ANTIRETROVIRAL PHARMACOLOGY RELEVANT TO TREATMENT IN RESOURCE POOR SETTINGS
 
Several pharmacology abstracts presented at this years conference have the largest impact on HIV treatment in resource poor settings. Penzak and colleagues (abstract 581) analyzed 6 ARV medications from 6 manufacturers and 4 international sources. With the exception of RTV, which was not stored under continual refrigeration, the active ingredient in each of the drug products was within USP specifications of 88 and 115% of labeled amounts. Similar results were reported by Ramachandran and colleagues (abstract 582) who evaluated the drug content of EFV, NVP, ZDV, d4T and 3TC formulations manufactured in India.
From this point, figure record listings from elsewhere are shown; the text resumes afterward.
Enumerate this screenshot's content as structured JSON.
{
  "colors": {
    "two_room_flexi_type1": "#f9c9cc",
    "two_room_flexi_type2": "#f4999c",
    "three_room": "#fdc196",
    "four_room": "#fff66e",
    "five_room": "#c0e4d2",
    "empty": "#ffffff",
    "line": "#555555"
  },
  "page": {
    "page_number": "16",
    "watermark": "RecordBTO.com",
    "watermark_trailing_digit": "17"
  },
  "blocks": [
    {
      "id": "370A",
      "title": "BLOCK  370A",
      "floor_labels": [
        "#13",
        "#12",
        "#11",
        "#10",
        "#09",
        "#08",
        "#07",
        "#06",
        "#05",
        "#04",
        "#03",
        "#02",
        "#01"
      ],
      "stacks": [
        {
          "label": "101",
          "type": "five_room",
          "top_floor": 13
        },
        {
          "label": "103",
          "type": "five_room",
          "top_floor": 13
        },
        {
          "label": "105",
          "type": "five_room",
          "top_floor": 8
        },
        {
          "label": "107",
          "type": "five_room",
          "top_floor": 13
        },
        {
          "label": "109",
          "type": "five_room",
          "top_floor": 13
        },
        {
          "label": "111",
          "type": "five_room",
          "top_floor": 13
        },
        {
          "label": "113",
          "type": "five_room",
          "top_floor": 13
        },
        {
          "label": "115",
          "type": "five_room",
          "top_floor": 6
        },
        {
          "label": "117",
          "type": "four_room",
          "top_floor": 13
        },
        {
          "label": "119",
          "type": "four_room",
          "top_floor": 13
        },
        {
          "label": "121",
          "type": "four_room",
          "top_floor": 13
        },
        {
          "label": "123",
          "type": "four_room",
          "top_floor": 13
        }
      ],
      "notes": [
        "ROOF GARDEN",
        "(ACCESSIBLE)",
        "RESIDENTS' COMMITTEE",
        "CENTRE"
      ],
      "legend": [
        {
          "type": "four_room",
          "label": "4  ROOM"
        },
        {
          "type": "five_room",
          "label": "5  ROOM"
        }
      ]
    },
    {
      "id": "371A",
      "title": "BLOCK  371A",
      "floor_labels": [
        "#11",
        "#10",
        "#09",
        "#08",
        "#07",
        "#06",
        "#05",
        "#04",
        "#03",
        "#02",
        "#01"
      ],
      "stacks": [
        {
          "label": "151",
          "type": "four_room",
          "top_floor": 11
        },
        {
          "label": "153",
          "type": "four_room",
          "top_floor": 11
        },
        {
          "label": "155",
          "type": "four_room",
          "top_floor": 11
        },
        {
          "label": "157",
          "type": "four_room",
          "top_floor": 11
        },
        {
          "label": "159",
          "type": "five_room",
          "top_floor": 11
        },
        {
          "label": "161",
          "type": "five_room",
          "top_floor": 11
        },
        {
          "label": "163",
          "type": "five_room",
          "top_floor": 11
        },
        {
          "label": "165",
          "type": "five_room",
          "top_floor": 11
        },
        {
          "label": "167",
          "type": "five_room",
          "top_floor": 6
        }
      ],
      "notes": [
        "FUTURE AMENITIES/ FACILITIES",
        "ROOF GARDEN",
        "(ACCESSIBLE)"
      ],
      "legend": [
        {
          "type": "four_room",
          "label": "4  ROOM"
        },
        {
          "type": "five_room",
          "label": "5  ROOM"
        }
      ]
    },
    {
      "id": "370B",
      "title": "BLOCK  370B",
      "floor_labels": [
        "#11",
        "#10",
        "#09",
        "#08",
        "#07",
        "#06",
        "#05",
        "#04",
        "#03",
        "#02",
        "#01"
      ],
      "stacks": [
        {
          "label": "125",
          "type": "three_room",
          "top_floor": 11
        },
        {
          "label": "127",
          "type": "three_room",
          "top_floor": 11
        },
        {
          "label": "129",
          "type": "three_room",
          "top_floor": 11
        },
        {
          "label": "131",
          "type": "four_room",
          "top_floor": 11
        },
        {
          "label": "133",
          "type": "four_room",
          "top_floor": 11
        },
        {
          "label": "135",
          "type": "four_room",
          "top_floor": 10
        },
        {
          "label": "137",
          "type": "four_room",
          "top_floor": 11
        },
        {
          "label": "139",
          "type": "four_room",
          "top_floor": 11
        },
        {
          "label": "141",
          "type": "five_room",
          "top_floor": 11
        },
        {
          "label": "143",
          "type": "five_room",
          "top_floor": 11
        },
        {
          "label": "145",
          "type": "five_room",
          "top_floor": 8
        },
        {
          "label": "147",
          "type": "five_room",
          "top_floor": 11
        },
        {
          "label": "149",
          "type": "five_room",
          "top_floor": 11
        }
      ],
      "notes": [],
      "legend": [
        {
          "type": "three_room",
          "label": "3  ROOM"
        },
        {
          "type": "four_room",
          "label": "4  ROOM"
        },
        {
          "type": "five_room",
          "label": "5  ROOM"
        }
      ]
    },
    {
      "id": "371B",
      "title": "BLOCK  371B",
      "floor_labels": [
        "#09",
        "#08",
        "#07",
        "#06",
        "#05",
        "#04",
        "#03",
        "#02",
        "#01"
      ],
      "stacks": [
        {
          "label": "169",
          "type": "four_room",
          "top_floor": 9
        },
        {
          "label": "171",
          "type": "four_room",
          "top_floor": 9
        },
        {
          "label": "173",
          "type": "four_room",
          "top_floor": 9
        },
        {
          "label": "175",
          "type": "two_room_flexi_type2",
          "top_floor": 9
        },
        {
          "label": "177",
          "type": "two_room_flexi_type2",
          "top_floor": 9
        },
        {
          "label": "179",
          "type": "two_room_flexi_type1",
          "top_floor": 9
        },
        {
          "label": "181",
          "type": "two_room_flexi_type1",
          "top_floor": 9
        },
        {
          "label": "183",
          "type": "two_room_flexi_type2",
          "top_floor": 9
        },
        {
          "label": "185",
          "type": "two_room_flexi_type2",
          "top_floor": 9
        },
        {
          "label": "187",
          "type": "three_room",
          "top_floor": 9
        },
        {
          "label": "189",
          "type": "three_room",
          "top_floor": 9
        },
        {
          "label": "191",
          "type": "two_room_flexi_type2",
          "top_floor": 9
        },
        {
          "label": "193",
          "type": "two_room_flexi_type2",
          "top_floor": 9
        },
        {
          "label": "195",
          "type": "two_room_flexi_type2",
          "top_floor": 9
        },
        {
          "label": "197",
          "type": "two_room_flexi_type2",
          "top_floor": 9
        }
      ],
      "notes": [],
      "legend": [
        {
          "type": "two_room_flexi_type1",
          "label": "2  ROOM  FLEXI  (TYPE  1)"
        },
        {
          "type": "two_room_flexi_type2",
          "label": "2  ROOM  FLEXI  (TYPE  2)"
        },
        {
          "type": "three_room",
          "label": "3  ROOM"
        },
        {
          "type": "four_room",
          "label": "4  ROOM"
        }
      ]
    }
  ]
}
The mean drug content of all preparations compared well with the proprietary formulations ( 5%) and variability ranged from 0.01 to 8.3%. Zala and colleagues (abstract 615) compared the pharmacokinetics of RTV boosted generic (Inhibisam) versus brand (Crixivan) IDV. Ten HIV-infected patients on stable antiretroviral therapy participated in a prospective cross-over study to receive either Crixivan or Inhibisam 800 mg and RTV 100 mg bid. Pharmacokinetics analysis was performed on day 1 and again 14 days after the crossover. Cmax, Cmin and AUC for Inhibisam and Crixivan were 7531 and 7896 ng/mL, 1383 and 1007 ng/mL and 50630 and 42635 ng*h/mL, respectively. The authors concluded that IDV exposure was not statistically different between the two formulations. The pharmacokinetics of IDV/RTV at doses of 400/100 mg every 12 hours were reported (abstract 616). Results from this abstract could be attractive for treatment in resource poor settings since the reduced dose of IDV/RTV is the least expensive boosted PI combination. Boyd and colleagues reported the PK parameters for IDV/RTV 400/100 mg bid in 19 treatment nave, HIV-infected patients. Three patients had a Cmin <0.1 mg/L, which was the target value and virologic failure occurred in 1 patient. 16 patients had a Cmin >0.1 mg/L and virological failure occurred in 1 patient. The authors concluded that a therapeutic Cmin was achieved in >78% of subjects and the short-term virologic response was satisfactory. However, it is not optimal for 3 of 16 (19%) of subjects to have IDV concentrations below the target.
 
NOVEL ANTIRETROVIRALS: new CCR5 inhibitor (GW873140)
 
Piscitelli and colleagues (abstract 139) presented the safety, tolerability, and pharmacokinetics of a new CCR5 receptor inhibitor, GW873140 in 70 healthy volunteers. Pharmacokinetics were determined after escalating single doses then again after multiple doses. Mild and moderate GI cramping, nausea, and diarrhea were observed and some CNS symptoms were reported. No ECG alterations were found. Rare increases in ALT/AST, CPK, lipase, and cholesterol were observed, but it was not clear these were drug related. The pharmacokinetics were fairly dose-proportional. Food increased drug exposure by about 2-fold. Twenty-four hours post dose, GW873140 blood levels were near or below the detection limit of the assay (1 ng/mL). However, at this same time, about 70% of the CCR5 receptors were occupied by the drug, which suggests the potential for once-daily dosing. This study supports further pursuit of this agent in HIV-infected patients.